Life may not be the party we hoped for, but while we're here we should dance! We should grasp all the joy we can and break the rules, laugh uncontrollably and never forget anything that made us smile. 
 
Ever tell a friend, spouse or child...."No not today, we'll do it tomorrow." Do you see their sorrow?When you hurry and worry through your day, it is like an unopened gift.  Thrown away.  Life is not a race.  Take it slower. Hear the music before the song is over.
 
Do something you WANT TO DO, not something YOU SHOULD DO.
 
When you ask "How are you?" Do you hear the reply? Do you care?
 
The soul needs laughter and the soul needs nourishment.
 
 
 
 
 
 

Tuesday, May 28, 2013

THIMBLEGRAY....

 
 
Today a deviation from the norm...thought this might intrigue you as much as it did me.  For all you horse lovers ~ THIMBLEGRAY~
 
 



Today I joined and now I'll stay.
I'm going to dance the night away.
I'll be myself and never fear
That they will find my hideaway.

I built myself house today
From pine wood, paint, and papier mache.
I drew a crane above my bed.
The perfect little hideaway.

I met a horse on the road today.
I stopped and asked if he would stay
Up at my house and watch the stars
That grace the sky far, far away.

The horse's name was Thimblegray.
He took me up far, far away
To touch the stars that fall to earth
And come to chase bad dreams away.

The bad dreams found my hideaway
I told them all to go away
I cried and pleaded till I choked.
And good dreams faded into grey .

That night I fought and ran away.
I ran find my Thimblegray.
Beside an old dry river bed
I found him eating scarlet hay.

I told him of my hideaway
And how I'd finally run away
He told me to go back to sleep
"These things," he said, "are for the day."

I wept when I saw the hideaway.
I held on tight to Thimblegray.
He let me cry into his mane
Because he had no words to say.

Then, to the sky flew Thimblegray.
He took me up far, far away
To touch the stars that fall to earth
And come to chase bad dreams away.

I fell asleep on Thimblegray.
The devious dreams were sent away.
They fell to earth and turned to rain
In drops of blue and silver ray

Today I joined and now I'll stay.
I'm going to dance the night away.
I'll be myself and never fear
That they will find my hideaway.
~~Author Unknown

Thursday, May 23, 2013

WHERE IS THIS THING CALLED HAPPINESS?

 "Don't spend time beating on a wall, hoping to transform it into a door." 
~ Coco Chanel
 
*****

This I get.  I also get Zig Ziglar's words: "When obstacles arise you change your direction to reach your goal.  You do not change your decision to get there!"
 
So I ask how many doors are there?  How many times do we knock on a door or doors only to realize it was the wrong door? Are we wasting our time or are we right where we are supposed to be? How do we arrive at the answer to these questions?  Will it slap us in the face?  Will there be an epiphany? Do our intentions create our reality?
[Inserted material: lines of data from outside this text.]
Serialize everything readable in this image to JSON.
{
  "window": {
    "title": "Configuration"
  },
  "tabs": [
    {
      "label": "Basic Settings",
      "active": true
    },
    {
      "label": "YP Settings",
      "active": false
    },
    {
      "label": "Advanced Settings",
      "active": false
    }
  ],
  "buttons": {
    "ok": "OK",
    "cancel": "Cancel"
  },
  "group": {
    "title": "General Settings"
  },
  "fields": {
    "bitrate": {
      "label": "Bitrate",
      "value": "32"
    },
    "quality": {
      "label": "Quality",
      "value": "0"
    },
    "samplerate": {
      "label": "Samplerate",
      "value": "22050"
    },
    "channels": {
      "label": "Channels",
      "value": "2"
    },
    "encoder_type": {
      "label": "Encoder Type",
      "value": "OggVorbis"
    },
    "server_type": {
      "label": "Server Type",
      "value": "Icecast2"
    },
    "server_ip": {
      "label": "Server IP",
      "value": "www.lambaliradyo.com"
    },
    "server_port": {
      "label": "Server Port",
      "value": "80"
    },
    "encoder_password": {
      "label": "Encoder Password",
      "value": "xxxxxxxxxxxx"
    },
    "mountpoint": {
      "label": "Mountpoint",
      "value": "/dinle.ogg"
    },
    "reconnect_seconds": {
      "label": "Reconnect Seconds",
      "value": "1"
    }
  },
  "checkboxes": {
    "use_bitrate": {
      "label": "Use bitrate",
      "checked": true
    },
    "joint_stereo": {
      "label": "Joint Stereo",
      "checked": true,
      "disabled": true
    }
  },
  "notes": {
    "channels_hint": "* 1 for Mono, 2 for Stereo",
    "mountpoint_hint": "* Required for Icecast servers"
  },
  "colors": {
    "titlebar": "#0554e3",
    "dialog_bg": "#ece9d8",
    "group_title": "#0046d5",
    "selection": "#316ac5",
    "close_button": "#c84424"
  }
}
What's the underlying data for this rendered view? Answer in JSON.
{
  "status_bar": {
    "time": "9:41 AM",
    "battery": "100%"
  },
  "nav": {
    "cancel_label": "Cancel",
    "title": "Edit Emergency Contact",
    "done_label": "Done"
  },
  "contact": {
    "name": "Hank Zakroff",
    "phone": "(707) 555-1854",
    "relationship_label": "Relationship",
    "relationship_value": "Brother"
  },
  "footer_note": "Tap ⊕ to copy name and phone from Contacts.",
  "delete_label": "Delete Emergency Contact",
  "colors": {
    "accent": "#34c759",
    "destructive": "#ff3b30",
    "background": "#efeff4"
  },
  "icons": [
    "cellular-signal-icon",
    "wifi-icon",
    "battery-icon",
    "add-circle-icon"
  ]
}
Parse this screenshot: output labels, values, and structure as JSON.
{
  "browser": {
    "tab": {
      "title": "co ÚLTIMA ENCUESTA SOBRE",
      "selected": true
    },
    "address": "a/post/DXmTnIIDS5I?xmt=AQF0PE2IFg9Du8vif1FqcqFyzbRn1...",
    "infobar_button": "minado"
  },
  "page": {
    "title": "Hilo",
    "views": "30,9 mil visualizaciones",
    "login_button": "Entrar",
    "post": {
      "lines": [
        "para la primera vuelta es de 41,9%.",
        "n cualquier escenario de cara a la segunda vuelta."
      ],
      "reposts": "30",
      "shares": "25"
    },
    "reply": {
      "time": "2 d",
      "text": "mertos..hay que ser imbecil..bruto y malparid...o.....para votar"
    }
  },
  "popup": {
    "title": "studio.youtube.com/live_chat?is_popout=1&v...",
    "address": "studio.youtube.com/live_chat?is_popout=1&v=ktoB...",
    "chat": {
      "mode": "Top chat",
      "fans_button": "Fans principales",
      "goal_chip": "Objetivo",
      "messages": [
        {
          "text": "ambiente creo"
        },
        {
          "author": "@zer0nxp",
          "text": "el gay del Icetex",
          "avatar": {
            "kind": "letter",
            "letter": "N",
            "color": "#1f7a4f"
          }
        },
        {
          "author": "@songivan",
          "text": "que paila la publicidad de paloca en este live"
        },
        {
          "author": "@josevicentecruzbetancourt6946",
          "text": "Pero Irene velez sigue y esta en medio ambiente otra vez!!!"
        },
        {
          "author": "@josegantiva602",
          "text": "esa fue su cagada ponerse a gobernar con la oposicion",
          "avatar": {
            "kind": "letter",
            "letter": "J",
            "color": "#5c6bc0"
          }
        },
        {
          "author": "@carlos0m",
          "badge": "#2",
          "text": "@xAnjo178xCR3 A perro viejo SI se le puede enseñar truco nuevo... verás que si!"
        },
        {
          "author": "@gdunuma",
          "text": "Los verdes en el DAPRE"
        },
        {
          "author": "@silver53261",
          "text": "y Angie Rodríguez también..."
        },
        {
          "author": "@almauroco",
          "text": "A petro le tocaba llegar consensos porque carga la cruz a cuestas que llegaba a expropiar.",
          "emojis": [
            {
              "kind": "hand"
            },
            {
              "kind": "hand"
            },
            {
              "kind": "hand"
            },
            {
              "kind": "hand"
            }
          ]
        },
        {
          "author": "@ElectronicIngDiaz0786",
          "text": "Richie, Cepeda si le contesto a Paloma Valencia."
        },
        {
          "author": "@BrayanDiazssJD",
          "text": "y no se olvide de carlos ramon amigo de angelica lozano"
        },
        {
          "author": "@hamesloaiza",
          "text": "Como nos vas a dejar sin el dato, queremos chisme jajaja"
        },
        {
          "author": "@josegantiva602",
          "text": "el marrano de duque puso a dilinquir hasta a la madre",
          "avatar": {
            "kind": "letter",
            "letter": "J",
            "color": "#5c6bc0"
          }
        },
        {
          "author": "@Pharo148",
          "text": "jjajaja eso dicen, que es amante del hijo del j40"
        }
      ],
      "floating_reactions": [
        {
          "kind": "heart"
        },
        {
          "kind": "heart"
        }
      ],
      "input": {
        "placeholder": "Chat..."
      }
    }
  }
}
Or do we sit and wait for a surprise?
 
Okay, let's consider this.  A surprise can be a grace!  But then I have heard that if you walk through this world by faith, you are rarely surprised.  I get this too.  Sometimes Epiphanies happen when you least expect them, but when you need them the most.  Sometimes people pop in and out of our lives and we somehow just know they will never let us down.  We know they will always be there.  They will be there through thick and thin and good and bad. They will love us no matter what. 
 
"We find rest in those we love, and we provide a resting place for those who love us."
~ Saint Bernard of Clairvaux
 
So perhaps we are trying too hard.  Perhaps it is in the letting go that life happens ~ happens the way it is supposed to. But that letting go part is not the easiest thing in the world is it?  So maybe we need to take heed of the butterfly.
 
"Happiness is a butterfly which when pursued is just beyond your grasp, but which, if you will sit down quietly, may alight upon you."  ~Nathaniel Hawthorne
 

This week I have learned a great deal. I have learned to say what I want to say and not choke on the words.  What am I saving it for?  I have learned to be myself because no one else is qualified for the job.  And I have learned from an Irish Proverb, "It is in the shelter of each other, that people live."  A good friend is a shelter. And most of all I have learned that Mary Oliver's words in her poem DREAM WORK are right on target ~ "The world goes on despite our despair. The world offers itself to your imagination."
 
Perhaps happiness isn't a thing, it just might be a place.  A place where you are surrounded by people who love you, respect you, who listen to you, who don't judge you, who care for you unconditionally and create a deep, deep bond with you.  It takes time to create a safe place. But perhaps this is where happiness lives and where pain opens your heart to the world.
 
Pain awakens our compassion.  Pain is an opportunity to discover who we really are...a journey we would never be able to take on our own.
 
For now I remain in search of this thing called happiness, drowning out the pain of the past, looking and yearning for a place to quiet the internal noise and to feed my soul.
 
"All animals except man know that the principle business of life is to enjoy it."
~Samuel Butler
 
 


Wednesday, May 22, 2013

SCHEDULING OUR HEADACHES

A friend sent this to me and in the subject line wrote, "Read this very slowly...it is pretty profound.  I do not know the source. And I edited a bit.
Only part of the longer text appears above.